How would you explain FlexQuery to business people?
FlexQuery is the part of GoodData that makes reports really fast and makes your data developers more productive while saving money.
Is FlexQuery part of GoodData?
Yes, FlexQuery is the underlying caching and analytics layer that powers every GoodData environment. FlexQuery is available free to all GoodData customers.
What are the benefits of leveraging open-source tooling?
At GoodData, we are committed to using open source standards and technologies as core components of our analytics platform, and FlexQuery follows in that commitment. The reasons we do this are many:
- Open-source technologies are widely adopted and understood by our customers and the broader data community.
- Skills for open source technologies are easier to acquire than proprietary commercial BI technologies.
- Customers get increased portability and less vendor lock-in with open source technologies.
- GoodData’s development teams can do more, faster by embracing open source and thus our customers receive more innovation.
What cost and performance improvements can I expect with FlexQuery?
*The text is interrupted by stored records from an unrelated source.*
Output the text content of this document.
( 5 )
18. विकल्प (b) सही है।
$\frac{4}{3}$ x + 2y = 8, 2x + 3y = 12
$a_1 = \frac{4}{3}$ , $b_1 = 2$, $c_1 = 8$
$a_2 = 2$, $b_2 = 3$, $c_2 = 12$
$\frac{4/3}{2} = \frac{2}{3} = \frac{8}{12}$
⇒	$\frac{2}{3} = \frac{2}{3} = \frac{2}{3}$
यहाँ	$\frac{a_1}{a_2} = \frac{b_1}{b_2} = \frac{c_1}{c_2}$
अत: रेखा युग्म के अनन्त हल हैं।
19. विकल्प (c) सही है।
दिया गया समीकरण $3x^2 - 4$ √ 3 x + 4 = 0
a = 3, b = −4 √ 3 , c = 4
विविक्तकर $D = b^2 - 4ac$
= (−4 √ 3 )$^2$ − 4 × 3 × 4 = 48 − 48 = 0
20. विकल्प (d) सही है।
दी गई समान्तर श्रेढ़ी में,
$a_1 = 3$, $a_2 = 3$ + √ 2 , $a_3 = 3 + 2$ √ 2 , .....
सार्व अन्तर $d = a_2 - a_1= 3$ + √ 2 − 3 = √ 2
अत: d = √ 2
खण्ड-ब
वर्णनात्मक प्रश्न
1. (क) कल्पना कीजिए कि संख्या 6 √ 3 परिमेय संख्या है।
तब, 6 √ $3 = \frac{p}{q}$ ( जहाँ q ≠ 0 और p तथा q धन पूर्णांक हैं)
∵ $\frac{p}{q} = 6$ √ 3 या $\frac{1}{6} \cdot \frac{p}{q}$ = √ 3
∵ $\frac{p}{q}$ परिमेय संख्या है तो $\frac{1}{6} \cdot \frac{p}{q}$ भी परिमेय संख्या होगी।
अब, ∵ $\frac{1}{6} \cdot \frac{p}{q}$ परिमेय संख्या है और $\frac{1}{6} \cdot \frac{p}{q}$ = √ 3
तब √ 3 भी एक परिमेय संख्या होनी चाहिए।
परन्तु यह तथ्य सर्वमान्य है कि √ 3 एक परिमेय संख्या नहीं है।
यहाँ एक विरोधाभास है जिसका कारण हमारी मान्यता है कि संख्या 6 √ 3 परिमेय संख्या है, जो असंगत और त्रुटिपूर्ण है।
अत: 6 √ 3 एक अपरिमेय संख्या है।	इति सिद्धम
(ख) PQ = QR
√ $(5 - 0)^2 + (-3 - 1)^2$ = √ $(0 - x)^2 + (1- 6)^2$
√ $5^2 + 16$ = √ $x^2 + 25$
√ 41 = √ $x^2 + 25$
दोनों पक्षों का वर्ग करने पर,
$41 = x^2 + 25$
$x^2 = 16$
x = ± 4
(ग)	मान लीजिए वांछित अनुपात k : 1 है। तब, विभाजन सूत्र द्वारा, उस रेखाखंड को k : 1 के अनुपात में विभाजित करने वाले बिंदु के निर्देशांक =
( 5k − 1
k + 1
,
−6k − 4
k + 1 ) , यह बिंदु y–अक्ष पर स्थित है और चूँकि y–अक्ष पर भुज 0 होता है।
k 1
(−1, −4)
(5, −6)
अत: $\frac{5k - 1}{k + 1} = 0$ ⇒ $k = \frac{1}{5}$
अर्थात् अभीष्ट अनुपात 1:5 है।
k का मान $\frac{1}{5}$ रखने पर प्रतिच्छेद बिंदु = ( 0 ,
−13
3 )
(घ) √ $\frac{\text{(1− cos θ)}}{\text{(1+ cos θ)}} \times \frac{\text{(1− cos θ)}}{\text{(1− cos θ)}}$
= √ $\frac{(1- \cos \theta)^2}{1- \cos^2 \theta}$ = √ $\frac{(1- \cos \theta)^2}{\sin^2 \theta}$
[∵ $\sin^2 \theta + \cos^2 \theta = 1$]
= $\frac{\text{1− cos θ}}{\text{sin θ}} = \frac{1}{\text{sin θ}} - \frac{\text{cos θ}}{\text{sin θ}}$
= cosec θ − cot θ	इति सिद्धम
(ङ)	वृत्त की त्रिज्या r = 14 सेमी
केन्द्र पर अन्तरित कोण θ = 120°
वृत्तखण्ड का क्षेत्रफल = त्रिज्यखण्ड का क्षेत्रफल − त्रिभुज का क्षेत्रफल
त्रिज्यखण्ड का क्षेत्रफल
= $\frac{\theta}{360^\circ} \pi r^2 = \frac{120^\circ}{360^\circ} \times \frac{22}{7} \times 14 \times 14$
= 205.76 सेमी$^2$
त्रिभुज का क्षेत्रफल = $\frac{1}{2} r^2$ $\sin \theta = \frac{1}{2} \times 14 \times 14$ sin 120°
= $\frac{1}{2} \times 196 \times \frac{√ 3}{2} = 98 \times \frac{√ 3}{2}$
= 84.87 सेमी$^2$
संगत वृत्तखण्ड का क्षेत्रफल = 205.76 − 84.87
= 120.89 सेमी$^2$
Business intelligence platforms are a prime driver of cloud data warehouse costs. By utilizing cutting edge caching and aggregate-awareness technology, FlexQuery dramatically reduces the number and complexity of queries processed by your data warehouse. With FlexQuery, we see a 55% average reduction of BI’s contribution to DW spend.
You use the term 'analytics lake', how is that different from a data lake or data warehouse?
‘Analytics lake’ is the term we use to describe the combination of analytics storage, processing, semantics, and visualization offered by the GoodData platform. Unlike a data warehouse or data lake, which are structured for data retention and system-of-record reporting, the analytics lake exists to provide a single interface for all relevant analytics objects — including data, transformations, semantic information, AI/ML processing, and visualizations/reports — via common interfaces such as REST APIs, Python libraries, and SQL endpoints.
Simply put, a data warehouse or data lake stores your data in structured or unstructured formats independent of any downstream uses and serves as a source for the analytics lake, which stores and provides the processes or objects necessary to turn that data into user-facing analytics.